5. Merubah atau mengganti tatanan budaya hedonisme dan pragmatisme serta budaya koruptif dengan sistem budaya atau tata gaul yang didasari kepada sila ke-1 dan ke-2 Pancasila, serta mengembangkan budaya dan kearifan lokal dari masing-masing daerah di Indonesia sebagai wujud Bhineka Tunggal Ika, sehingga pada tingkat ini mestilah ditertibkan jalur-jalur informasi seperti internet, film-film, dan acara-acara televisi yang tidak mengkondisikan budaya dan tata gaul yang tidak sesuai dengan Pancasila dan UUD 1945.

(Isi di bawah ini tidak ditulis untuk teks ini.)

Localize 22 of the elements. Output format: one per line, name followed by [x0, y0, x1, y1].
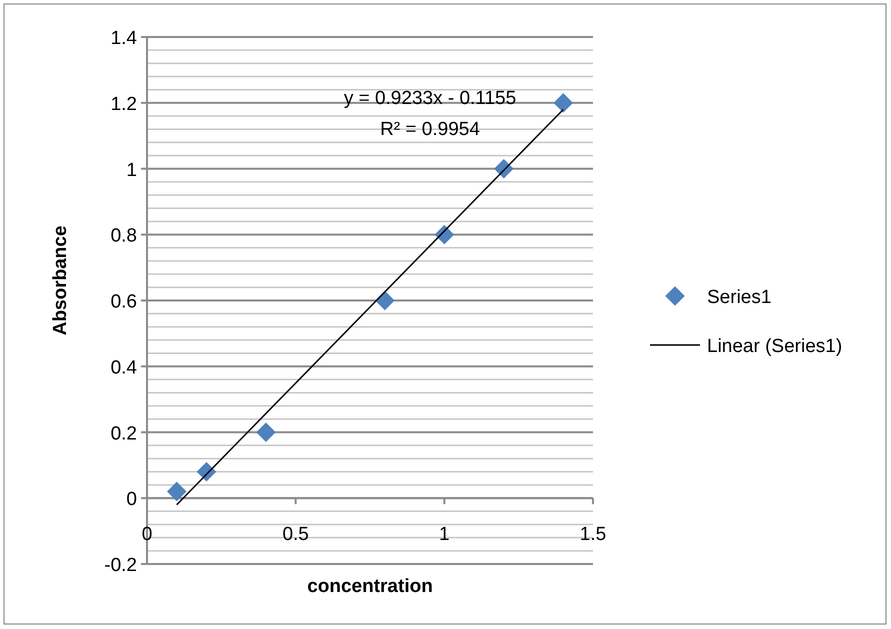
- y-tick-label: 0: [126, 489, 137, 510]
- x-axis-title: concentration: [307, 576, 433, 597]
- x-tick-label: 0.5: [282, 524, 309, 546]
- point: [166, 482, 186, 502]
- y-tick-label: 0.6: [110, 292, 137, 312]
- legend-label: Linear (Series1): [707, 336, 842, 357]
- y-tick-label: 1.4: [110, 28, 138, 49]
- y-tick-label: 0.2: [110, 423, 137, 444]
- y-tick-label: 0.4: [110, 357, 138, 378]
- legend-label: Series1: [707, 287, 772, 308]
- annotation: y = 0.9233x - 0.1155: [344, 88, 516, 109]
- y-tick-label: 1.2: [110, 94, 137, 115]
- x-tick-label: 1.5: [580, 524, 606, 546]
- y-tick-label: 0.8: [110, 226, 137, 247]
- point: [554, 93, 574, 113]
- x-tick-label: 1: [439, 524, 450, 546]
- x-tick-label: 0: [142, 524, 152, 546]
- y-axis-title: Absorbance: [50, 226, 71, 336]
- y-tick-label: -0.2: [104, 555, 137, 576]
- annotation: R² = 0.9954: [380, 119, 480, 140]
- point: [256, 422, 276, 442]
- y-tick-label: 1: [126, 160, 137, 181]
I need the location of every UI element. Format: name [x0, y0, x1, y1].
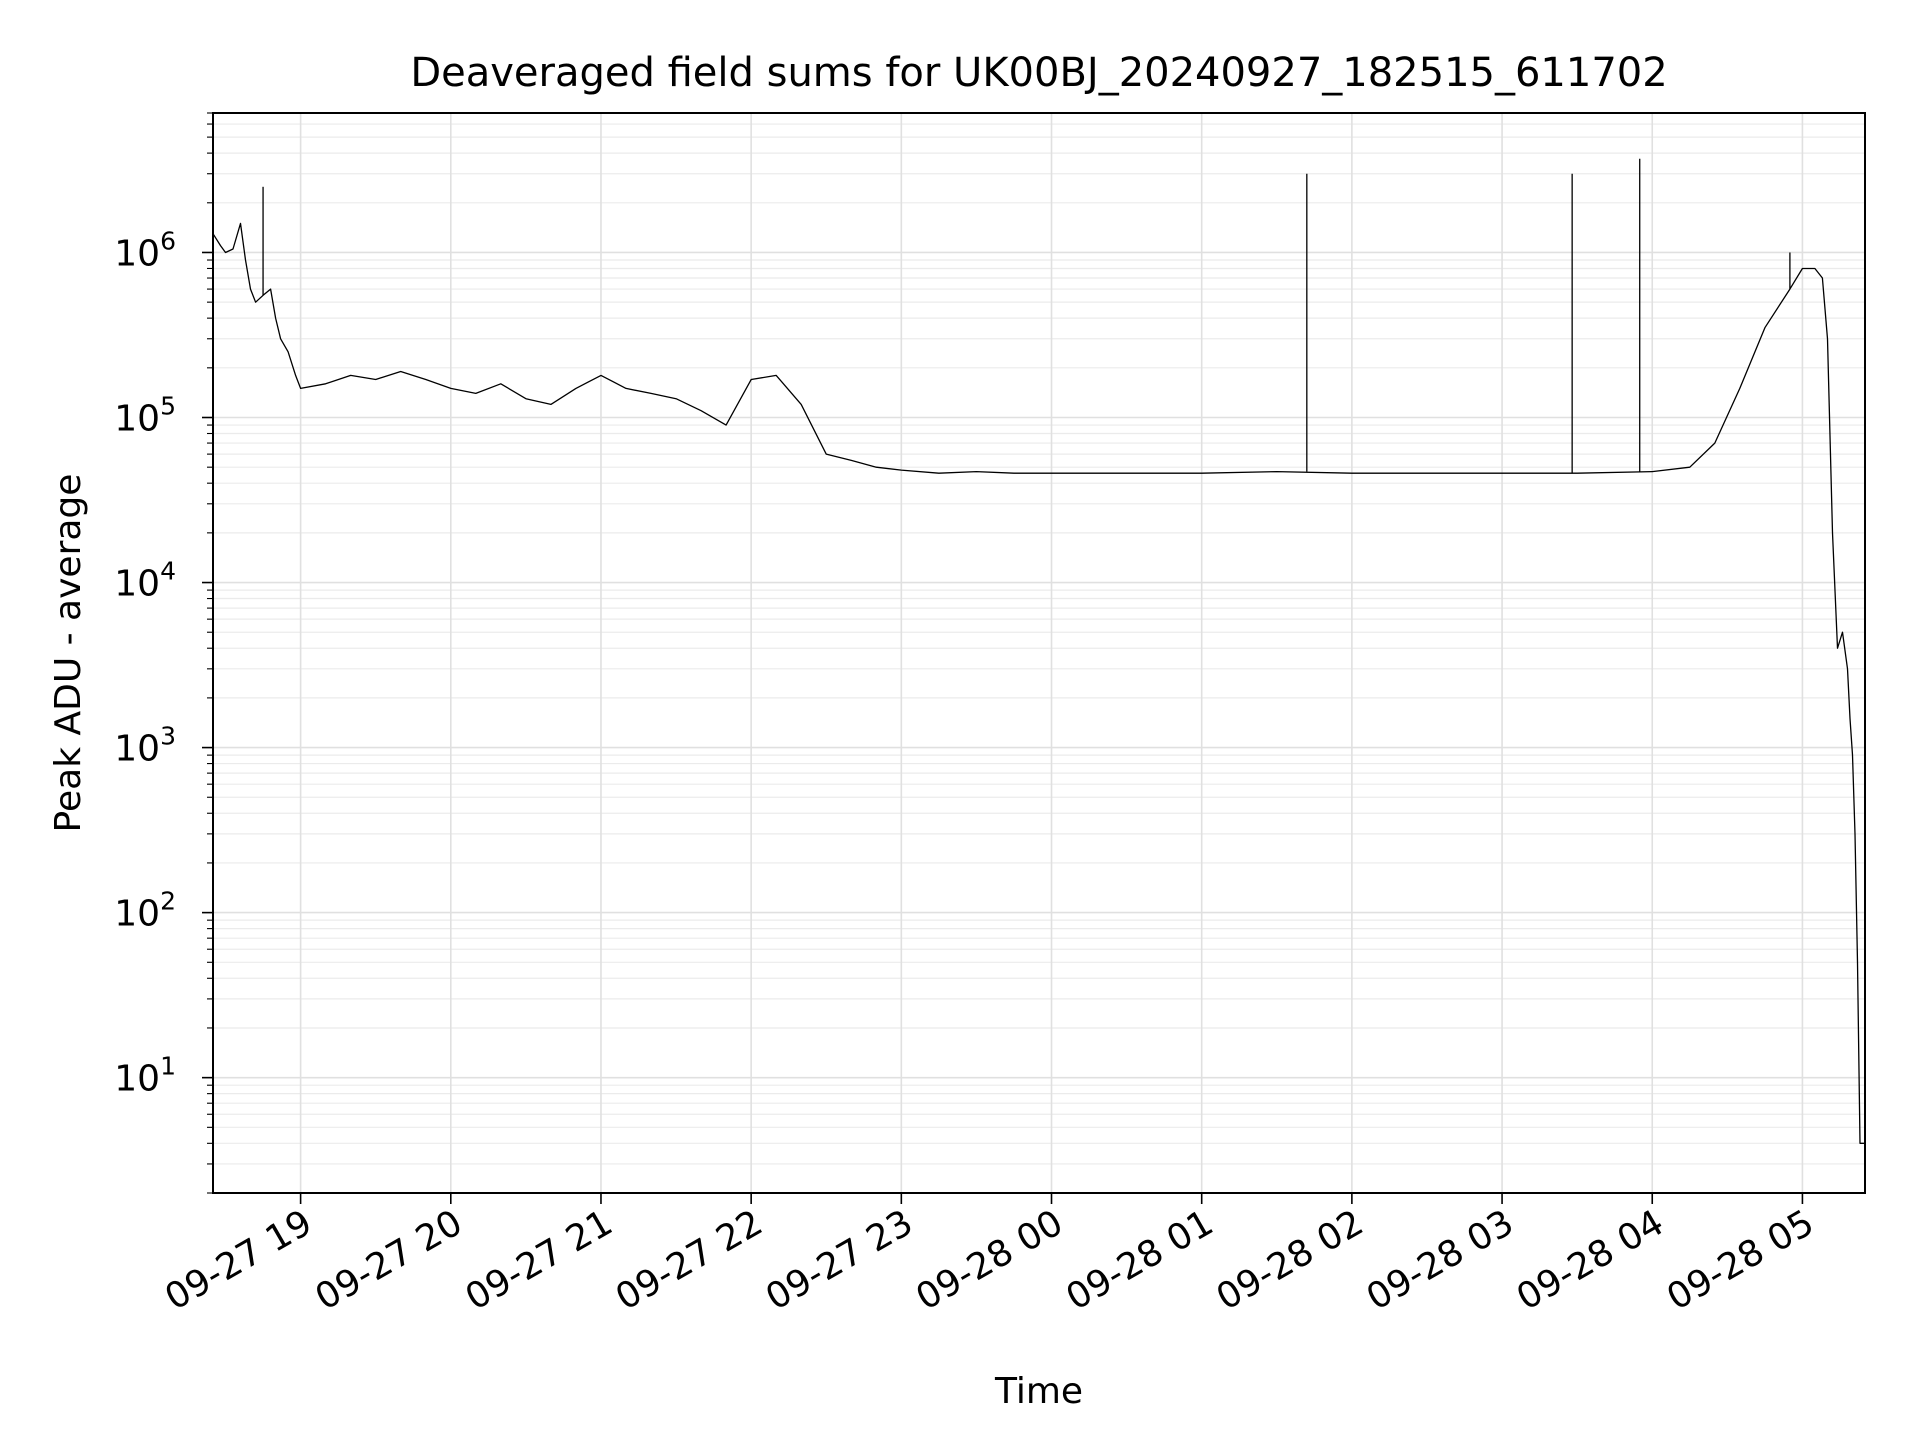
y-axis-label: Peak ADU - average — [48, 474, 89, 833]
y-tick-label: 105 — [114, 392, 176, 440]
x-tick-label: 09-27 19 — [158, 1202, 319, 1318]
y-tick-label-exponent: 4 — [160, 557, 176, 586]
y-tick-label-exponent: 6 — [160, 226, 176, 255]
x-tick-label: 09-27 20 — [309, 1202, 470, 1318]
x-tick-label: 09-27 21 — [459, 1202, 620, 1318]
major-grid — [213, 113, 1865, 1193]
y-tick-label: 104 — [114, 557, 176, 605]
y-tick-label-exponent: 2 — [160, 887, 176, 916]
y-tick-label-base: 10 — [114, 399, 160, 440]
y-tick-label: 102 — [114, 887, 176, 935]
y-tick-label-base: 10 — [114, 564, 160, 605]
y-tick-label: 101 — [114, 1052, 176, 1100]
minor-grid — [213, 112, 1865, 1194]
x-axis-label: Time — [994, 1371, 1083, 1412]
x-tick-label: 09-27 23 — [759, 1202, 920, 1318]
series-line — [212, 222, 1865, 1144]
x-tick-label: 09-28 03 — [1360, 1202, 1521, 1318]
x-tick-label: 09-27 22 — [609, 1202, 770, 1318]
y-tick-label-base: 10 — [114, 729, 160, 770]
y-tick-label-base: 10 — [114, 894, 160, 935]
y-tick-label-base: 10 — [114, 1059, 160, 1100]
x-tick-label: 09-28 04 — [1510, 1202, 1671, 1318]
x-tick-label: 09-28 05 — [1660, 1202, 1821, 1318]
plot-frame — [212, 112, 1866, 1194]
x-tick-label: 09-28 00 — [909, 1202, 1070, 1318]
y-tick-label: 103 — [114, 722, 176, 770]
y-tick-label-base: 10 — [114, 233, 160, 274]
y-tick-label-exponent: 3 — [160, 722, 176, 751]
y-tick-label-exponent: 1 — [160, 1052, 176, 1081]
x-tick-label: 09-28 02 — [1210, 1202, 1371, 1318]
y-tick-label-exponent: 5 — [160, 392, 176, 421]
plot-area — [212, 158, 1865, 1144]
x-tick-label: 09-28 01 — [1060, 1202, 1221, 1318]
y-tick-label: 106 — [114, 226, 176, 274]
chart-title: Deaveraged field sums for UK00BJ_2024092… — [410, 50, 1667, 96]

6. Menerapkan sepenuhnya sistem pembuktian terbalik sebagai suatu sistem pembuktian dalam upaya pemberantasan tindak pidana korupsi, suap ataupun gratifikasi dan tindak pidana sejenis lainnya. Serta melakukan perubahan terhadap sistem penghukuman selama ini dengan menerapkan konsep eksekutorial yang memberikan mampu efek jera dan rasa malu serta pelajaran bagi para pelaku tindak pidana dan orang lain agar tidak mengulangi atau mencontoh perbuatan yang serupa.
Akhirnya semua berpulang kepada kita semua sebagai rakyat bangsa Indonesia yang ingin maju dan bermartabat untuk melakukan pembenahan dalam sistem peradilan kita utamanya dan bangsa ini pada umumnya, sebagaimana yang diungkapkan di atas. Semoga Indonesia menjadi bangsa yang lebih baik, maju, dan bermartabat, baldatun thoyyibatun wa Rabbun Gahffuur, negeri yang baik dan mendapat ampunan.